Okay. Got it. Thanks for that. And for my second question, I was just curious if you have any thoughts on Pfizer's pending decision to exit the women's health arena and what that might mean for the space going forward?

Well I guess I would say we -- look, we continue to think that there are lots of compelling opportunities to enter into women's health and to grow women's health and to focus on women as the healthcare consumer, as they are the decision-makers in many of their households not just for themselves.

So we really believe focusing on unmet needs in these categories that impact women is very, very critical for shareholder return, as well as addressing unmet needs. So I guess I would say we think that -- opportunistically we think there's opportunities to attract some talent frankly that we know as we are building our organization, our commercial footprint, there are people that we want to identify in those kinds of organizations.

And so I don't know if the team has anything else they want to address. But I do -- look, I think it's -- I think the testing for women's health in general is that a lot of these assets sometimes are quote, if you will, just sort of milked. And I do think that we've seen lots of instances where Russ for example and his team have been involved, where if you make small adjustments and modifications either with an additional indication or different messaging and a different segmentation of the market you can still grow big revenues. So for an organization like Evofem Biosciences, billion-dollar products are really important.

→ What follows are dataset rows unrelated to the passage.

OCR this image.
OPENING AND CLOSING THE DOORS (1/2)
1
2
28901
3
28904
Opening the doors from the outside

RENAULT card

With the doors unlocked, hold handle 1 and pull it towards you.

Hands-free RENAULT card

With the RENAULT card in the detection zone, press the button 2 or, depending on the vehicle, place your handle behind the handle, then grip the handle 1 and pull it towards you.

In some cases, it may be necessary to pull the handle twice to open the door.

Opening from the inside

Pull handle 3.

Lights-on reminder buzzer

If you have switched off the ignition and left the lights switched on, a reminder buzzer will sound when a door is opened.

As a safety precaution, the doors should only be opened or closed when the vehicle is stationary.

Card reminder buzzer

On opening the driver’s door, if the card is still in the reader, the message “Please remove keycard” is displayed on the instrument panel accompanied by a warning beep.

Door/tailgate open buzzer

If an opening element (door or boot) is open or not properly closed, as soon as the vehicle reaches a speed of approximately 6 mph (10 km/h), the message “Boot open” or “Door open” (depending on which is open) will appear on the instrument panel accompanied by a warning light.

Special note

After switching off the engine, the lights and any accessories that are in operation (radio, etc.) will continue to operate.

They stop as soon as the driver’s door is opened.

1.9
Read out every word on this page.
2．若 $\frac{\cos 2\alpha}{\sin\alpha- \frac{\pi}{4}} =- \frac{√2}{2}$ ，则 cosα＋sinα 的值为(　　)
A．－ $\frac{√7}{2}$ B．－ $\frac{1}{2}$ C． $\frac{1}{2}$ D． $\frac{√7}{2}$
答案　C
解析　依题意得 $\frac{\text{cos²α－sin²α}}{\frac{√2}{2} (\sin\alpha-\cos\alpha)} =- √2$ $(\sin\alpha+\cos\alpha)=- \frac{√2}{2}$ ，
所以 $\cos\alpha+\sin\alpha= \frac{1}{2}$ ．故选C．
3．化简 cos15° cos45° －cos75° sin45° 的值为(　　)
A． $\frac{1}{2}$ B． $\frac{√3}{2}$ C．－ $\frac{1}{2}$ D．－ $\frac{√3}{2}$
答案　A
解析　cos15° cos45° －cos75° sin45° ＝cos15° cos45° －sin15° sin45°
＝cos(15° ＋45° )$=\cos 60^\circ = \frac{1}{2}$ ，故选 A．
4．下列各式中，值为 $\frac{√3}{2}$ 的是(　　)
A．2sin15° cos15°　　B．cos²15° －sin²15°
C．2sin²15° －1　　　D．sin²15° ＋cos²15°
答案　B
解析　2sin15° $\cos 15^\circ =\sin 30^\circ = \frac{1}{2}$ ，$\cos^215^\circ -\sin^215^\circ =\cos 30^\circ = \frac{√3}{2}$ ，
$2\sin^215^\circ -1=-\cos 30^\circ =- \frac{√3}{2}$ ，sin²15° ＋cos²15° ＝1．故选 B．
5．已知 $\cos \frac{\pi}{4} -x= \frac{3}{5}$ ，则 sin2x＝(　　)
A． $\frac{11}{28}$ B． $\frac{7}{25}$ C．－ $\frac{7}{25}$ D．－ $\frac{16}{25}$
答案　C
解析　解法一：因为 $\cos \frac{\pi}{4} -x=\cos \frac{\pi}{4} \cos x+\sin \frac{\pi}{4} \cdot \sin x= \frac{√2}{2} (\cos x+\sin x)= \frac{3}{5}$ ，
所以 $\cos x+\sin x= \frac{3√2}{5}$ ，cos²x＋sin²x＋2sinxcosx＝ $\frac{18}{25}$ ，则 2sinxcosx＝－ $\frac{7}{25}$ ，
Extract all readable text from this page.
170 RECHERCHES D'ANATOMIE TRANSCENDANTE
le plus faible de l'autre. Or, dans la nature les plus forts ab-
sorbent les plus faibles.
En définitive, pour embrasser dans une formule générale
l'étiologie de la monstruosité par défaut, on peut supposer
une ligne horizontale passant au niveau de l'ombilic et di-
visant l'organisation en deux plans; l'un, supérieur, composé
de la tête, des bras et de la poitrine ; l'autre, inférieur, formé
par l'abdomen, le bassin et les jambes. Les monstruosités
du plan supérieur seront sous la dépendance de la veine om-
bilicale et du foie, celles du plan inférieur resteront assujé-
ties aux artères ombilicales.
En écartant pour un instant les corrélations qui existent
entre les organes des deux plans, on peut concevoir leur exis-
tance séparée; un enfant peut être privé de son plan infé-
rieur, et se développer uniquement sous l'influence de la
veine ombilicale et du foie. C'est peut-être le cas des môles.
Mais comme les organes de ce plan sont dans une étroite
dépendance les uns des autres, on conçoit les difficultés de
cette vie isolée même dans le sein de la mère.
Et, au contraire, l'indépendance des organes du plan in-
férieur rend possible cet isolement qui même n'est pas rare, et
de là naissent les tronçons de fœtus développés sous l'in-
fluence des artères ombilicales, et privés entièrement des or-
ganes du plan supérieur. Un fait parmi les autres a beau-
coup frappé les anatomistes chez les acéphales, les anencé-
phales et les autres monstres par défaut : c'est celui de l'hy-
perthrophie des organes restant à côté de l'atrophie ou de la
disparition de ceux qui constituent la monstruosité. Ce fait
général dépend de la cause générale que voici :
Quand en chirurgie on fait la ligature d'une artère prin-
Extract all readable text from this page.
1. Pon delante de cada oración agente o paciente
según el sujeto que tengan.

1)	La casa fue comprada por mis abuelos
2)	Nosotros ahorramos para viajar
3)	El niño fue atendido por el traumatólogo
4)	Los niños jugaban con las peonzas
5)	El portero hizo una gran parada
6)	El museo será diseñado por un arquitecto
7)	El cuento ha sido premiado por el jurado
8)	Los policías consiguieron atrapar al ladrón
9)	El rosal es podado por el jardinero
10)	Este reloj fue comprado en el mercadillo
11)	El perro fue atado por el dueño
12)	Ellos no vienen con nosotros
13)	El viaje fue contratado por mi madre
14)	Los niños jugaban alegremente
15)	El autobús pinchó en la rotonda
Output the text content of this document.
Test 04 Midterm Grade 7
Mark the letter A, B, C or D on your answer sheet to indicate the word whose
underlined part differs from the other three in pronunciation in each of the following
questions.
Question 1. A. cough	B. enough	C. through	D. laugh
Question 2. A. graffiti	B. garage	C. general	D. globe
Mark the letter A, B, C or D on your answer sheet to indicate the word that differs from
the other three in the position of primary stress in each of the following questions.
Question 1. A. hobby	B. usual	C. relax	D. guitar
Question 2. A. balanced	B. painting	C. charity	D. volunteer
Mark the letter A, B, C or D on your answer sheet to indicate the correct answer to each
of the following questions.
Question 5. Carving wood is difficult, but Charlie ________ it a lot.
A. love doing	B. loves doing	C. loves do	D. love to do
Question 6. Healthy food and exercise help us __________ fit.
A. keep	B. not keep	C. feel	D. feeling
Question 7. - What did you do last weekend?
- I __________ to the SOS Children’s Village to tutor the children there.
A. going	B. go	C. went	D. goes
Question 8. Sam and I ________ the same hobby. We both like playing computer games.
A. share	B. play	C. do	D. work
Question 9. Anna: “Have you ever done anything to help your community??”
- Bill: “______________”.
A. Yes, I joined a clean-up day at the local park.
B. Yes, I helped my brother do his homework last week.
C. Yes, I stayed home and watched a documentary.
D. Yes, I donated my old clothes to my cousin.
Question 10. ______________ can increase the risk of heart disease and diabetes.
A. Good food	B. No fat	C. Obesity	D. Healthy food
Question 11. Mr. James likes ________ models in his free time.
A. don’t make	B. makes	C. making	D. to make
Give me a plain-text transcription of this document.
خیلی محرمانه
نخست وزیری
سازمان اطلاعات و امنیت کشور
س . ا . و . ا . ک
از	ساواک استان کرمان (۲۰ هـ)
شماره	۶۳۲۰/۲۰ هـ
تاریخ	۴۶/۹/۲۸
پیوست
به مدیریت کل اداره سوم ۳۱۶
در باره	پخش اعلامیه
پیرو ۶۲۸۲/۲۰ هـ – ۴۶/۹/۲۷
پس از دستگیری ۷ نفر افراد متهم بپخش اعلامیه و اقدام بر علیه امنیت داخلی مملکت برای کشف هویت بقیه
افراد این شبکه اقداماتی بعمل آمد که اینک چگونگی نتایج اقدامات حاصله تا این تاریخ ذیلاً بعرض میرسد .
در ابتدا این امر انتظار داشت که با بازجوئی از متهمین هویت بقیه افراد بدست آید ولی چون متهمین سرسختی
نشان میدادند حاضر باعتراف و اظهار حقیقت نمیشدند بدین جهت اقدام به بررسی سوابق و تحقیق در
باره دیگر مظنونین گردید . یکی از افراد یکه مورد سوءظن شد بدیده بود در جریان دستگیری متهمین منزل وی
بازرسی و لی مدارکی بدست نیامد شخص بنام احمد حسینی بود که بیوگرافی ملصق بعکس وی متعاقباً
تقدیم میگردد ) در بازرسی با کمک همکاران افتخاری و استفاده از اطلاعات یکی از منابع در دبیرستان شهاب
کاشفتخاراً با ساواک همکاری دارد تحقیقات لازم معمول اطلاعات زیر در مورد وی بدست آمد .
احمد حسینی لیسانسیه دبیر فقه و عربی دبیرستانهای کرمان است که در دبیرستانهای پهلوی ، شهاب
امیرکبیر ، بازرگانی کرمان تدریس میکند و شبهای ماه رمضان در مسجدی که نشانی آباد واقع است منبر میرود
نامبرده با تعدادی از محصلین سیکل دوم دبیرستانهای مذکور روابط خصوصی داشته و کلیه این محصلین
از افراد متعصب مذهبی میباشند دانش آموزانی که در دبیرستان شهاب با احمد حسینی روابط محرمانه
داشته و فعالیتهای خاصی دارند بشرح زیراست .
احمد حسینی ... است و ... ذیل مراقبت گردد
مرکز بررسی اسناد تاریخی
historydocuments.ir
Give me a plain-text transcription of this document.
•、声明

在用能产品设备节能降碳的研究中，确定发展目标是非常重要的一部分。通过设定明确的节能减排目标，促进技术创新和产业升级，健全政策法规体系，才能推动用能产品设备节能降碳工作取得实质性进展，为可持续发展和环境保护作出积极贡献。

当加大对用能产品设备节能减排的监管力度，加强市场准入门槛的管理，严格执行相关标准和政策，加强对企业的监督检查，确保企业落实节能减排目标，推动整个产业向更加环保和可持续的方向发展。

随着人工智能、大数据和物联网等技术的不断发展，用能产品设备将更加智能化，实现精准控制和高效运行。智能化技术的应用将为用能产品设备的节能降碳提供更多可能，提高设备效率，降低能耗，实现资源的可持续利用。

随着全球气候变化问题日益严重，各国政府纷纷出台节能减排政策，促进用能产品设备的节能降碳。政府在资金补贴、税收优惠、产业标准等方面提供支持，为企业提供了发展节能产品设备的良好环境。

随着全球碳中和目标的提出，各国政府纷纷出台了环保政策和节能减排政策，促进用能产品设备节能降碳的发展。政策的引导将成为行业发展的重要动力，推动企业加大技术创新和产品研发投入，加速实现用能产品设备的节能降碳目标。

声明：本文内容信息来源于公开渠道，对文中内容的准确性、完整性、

So I guess you can understand from a big macro-level why some of these organizations choose to focus on different therapeutic areas but for us our passion continues to be women's health.

Okay. Great. Thanks very much.

Thank you. Our next question comes from the line of Carl Byrnes of Northland Securities. Your line is now open.

Right. Congratulations on the progress. What data from the prior trial do you anticipate including in the NDA resubmission?

Yes. So we, in conversations with the FDA, we have been informed that we can include all of the previous safety information for -- as supplemental safety data for the NDA resubmission. So we'll be doing and integrated safety analysis that includes both of the trials.

And just for your reminder, AMP001 enrolled more than 3,400 women so we have an extensive safety base from -- a safety (inaudible) space on the first trial as well.

Great. Thanks much.

Thank you. And I'm showing no further questions at this time. I will now like to turn the call over to Ms. Saundra Pelletier for closing remarks.

Great. Thank you very much. So thank you to all of you for joining us this morning, your time and your ongoing support of Evofem is very, very appreciated and so important to us.

And we look forward to seeing many of you at our KOL event next Thursday, if not there perhaps additionally at the Piper Jaffray Healthcare Conference in New York later this month. And we really look forward to continuing to update you. So thank you again and have a great rest of your day.

Ladies and gentlemen, thank you for participating in today's conference. This concludes today's program. You may all disconnect. Everyone have a great day.